The attack on McAuley has come from several quarters. One is the literary modernists seeking revenge for the enormous success of the Ern Malley hoax. They pretend that Ern’s gabble is not only high art but McAuley’s best work. They entirely miss one of the great creations of Australian fiction - the story of the dying, despairing bohemian poet nursed by his loving sister Ethel as he coughs out his last masterwork, sixteen spasms of gibberish.
Another is the Left, still enraged that McAuley’s anti-Communism turned out to be right all along . He was one of the very few Australian writers who engaged with the great theme of the age - the totalitarian temptation that gave the world Auschwitz and the Gulag; They also know that, if he were alive today, McAuley, like Irving Kristol, would see a new Cold War beginning - the struggle not against Communism but against American-style left-liberalism and political correctness. They will never forgive him for his prescience.
Another is the swarm of the godless humanists. In the early 1950’s McAuley abandoned his atheism to return to Christ, to become indeed a Roman Catholic. Some of the great poems of “the middle period” are Christian in inspiration. But as Les Murray has shown, the non-god of Australian atheism is a jealous absence. His followers will smite the Christian faithful, hip and thigh. They will tolerate any belief from astrology to scientology to the Da Vinci code rather than the faith of our fathers. Allied with the atheists are some Catholic Liberals, appalled that McAuley’s Catholicism was traditional.
The deliberate and shameful neglect of McAuley’s achievement has extended beyond his poetry and literary essays (many of which have at least been collected and re-published). There has been no attempt to collect and republish most of his superb reviews, in magazines and newspapers, of the work of his formative influences or contemporaries - from, say, W.B.Yeats to Hal Porter. His many essays on New Guinea - some of the most enduring in the history of decolonization - remain uncollected. His brilliant and moving correspondence still awaits a publisher. There is not even a comprehensive bibliography of his works.

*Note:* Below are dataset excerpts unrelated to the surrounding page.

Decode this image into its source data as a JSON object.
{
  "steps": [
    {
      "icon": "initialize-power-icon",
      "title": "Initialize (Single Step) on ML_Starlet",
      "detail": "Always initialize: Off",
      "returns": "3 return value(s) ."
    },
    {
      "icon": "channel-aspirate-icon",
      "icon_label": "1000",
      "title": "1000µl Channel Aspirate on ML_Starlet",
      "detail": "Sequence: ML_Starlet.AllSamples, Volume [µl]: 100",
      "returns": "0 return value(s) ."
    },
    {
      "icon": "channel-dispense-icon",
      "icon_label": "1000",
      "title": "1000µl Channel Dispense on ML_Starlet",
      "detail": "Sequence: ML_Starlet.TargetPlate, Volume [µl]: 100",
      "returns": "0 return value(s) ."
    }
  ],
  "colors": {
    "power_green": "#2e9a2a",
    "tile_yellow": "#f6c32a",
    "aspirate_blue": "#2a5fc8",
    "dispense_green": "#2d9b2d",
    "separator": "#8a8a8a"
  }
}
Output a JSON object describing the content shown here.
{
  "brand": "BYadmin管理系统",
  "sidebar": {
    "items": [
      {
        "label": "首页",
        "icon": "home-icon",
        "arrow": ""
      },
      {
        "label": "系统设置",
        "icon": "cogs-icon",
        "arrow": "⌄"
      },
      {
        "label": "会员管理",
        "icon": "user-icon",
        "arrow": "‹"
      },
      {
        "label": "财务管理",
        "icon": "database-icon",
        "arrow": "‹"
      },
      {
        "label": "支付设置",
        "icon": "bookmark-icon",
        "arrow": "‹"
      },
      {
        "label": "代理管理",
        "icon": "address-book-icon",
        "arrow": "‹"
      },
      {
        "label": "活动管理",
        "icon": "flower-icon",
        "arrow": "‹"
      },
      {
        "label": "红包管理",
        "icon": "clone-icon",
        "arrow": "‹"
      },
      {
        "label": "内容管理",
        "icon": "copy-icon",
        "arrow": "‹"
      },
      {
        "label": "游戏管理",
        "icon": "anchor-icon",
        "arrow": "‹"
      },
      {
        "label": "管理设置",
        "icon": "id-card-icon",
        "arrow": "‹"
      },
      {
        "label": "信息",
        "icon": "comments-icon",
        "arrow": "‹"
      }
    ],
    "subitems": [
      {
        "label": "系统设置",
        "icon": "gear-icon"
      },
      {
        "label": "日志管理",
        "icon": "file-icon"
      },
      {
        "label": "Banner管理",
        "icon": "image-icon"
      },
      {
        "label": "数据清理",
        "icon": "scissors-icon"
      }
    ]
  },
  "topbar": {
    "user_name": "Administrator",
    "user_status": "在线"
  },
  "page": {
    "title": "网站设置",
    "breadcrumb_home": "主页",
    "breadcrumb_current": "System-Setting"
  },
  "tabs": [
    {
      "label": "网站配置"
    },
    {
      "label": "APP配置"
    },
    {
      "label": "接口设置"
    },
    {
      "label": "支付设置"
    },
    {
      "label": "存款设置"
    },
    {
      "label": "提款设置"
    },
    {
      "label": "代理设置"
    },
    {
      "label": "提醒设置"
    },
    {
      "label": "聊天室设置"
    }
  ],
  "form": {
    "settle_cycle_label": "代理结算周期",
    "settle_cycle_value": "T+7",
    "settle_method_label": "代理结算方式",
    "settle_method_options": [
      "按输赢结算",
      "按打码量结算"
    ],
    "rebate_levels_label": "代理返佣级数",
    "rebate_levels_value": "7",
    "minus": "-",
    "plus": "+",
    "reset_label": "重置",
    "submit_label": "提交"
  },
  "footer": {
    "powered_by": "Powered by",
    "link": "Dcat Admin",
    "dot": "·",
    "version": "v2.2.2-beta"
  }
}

This neglect is the more scandalous that McAuley is one of the few Australian poets, perhaps the only one, whose work is informed by a comprehensive and hard-fought vision of the world, life and society. His poetry, poetics, politics and criticism all hang together. But his vision is against the Australian grain.
When he died, Judith Little wished we lived in a country where children bow their heads, and Harbour sirens sound in salute, when a great poet dies. It is too late for that but I am glad now to be able, once again, to place in the public square my modest reappraisal of a great Australian writer. Jim McAuley spoke to the hearts of men and will speak on.